Moda, müzik, tiyatro, sinema, edebiyat günümüz dünyasında sanatın özgün ve bağımsız damarından beslenmiyor. Her bir dal, devasa bir sektör olarak dünyanın her yanına ulaşırken, ekonomik öncelikle birlikte dönüşüm imkânı da önem kazanıyor.
Uzağa gitmeye gerek yok. Ülkemizdeki örneklere bakarak da değerlendirme yapmak mümkün. "Büyük anlatı"ların bittiğini hissettiren nihilist romanlar, küresel tasarımın yerel projeleri olarak üretiliyor. Diğer sanat ürünleri de öyle. "Genel kabul" ifadesi, modern algının lehine kullanılarak, yerel görülen her çıkış, görmezden gelinerek tükenişe terk ediliyor.
Her alanda aynı seyir. Düşünce ve fikir düzeyinde güçlü bir mücadele yok; istenmiyor da.
Arzu edilen durum; her alanda melezleşme.
Öyle ki, cinsellik de bile, üçüncü cins teşvik görüyor, eleştiriye tabi tutulması çağdışı bir tavır olarak aşağılanıyor. Dinlerin, durumdan vazife çıkararak, kendilerine çeki-düzen vermeleri isteniyor ve herkes gereğini yerine getiriyor.
Görünürde icbar edici güç yok. Ancak ne oluyor da "Dünya vatandaşı" adlandırmasıyla öne konan model olağanüstü kabul görüyor?
Ülkemizde AB projelerine bir göz attığımızda, hemen ekseriyetin kadının dönüştürülmesini merkeze aldığını görürüz. "Kadına şiddete hayır" sloganını hükümet programı düzeyinde yürürlükte. Dışarıdan gelen biri, bu ülkede herkesin akşam işten dönünce, eve gelir gelmez yaptığı ilk işin, hanımını dövmek olduğunu düşünür. Töre cinayetleri salvosu da işin tuzu-biberi. Bir de buna "Kız çocukları okula" kampanyasını eklediniz mi, bütün eksikliklerden kurtulup AB'nin gözüne, küresel algının izanına başarılı bir sunum gerçekleştirmiş oluyorsunuz. Kendinizi bahtiyar hissediyorsunuz.

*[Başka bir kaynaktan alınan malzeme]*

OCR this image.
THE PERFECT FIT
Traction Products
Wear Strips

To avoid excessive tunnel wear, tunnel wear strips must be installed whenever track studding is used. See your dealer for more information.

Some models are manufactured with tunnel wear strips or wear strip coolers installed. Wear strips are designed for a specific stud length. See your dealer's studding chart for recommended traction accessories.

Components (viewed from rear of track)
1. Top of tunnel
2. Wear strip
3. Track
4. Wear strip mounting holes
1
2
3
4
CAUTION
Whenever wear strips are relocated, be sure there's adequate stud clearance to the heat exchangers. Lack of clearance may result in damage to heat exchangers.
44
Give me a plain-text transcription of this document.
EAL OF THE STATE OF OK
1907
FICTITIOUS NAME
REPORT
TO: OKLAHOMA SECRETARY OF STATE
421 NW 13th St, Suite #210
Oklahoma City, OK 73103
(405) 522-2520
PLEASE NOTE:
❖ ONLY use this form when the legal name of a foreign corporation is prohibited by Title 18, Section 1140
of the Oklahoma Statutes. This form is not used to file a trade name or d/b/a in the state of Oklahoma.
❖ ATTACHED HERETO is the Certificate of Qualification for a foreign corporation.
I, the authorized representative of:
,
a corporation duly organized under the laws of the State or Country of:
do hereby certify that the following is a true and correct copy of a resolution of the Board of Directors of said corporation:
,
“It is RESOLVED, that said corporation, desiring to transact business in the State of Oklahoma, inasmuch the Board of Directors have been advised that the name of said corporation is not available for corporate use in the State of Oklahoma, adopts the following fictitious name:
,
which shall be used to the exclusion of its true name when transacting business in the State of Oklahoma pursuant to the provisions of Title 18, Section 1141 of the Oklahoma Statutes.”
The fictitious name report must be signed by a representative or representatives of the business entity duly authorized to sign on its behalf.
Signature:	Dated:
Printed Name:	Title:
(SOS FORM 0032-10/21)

Ak Parti hükümetinin bu yoldaki azami gayreti , çelişkinin ötesinde, gülünç olmaya başladı. Aileden Sorumlu Bakan Fatma Şahin, en son şehitliği de resmileştirme yoluna giderek, dini, seçici algıya malzeme haline getirdi. Resmi irade, işini kolaylaştırmak adına, kimi konulara dini kavramları alarak, pek çoğun da da dışlayarak, hareket etmeyi sorun görmüyor.
Sorunun diğer önemli tarafı; "Yanlış yapıyorsun" diyebilecek güçlü bir irade, böyle bir topluluk yok. Ak Parti'nin karşıtının CHP olması, herkesi dilsiz, tepkisiz hale getirdi.
Bu durum içapçıcı değil.
Yeni Dünya Düzenine eklemlenmeyi yüzde elli oranında oy alan muhafazakar bir partinin sağlaması ilginç. Ancak sorun bu denli basit değil. Sorun; aidiyet bağını koruduğunu sanarak İslam'ın potansiyel gücünü, inancını/yapabilirliğini dönüşüme sunması. Potansiyel gücün, içini kendi eliyle boşaltıp yürürlüktekine ram olması.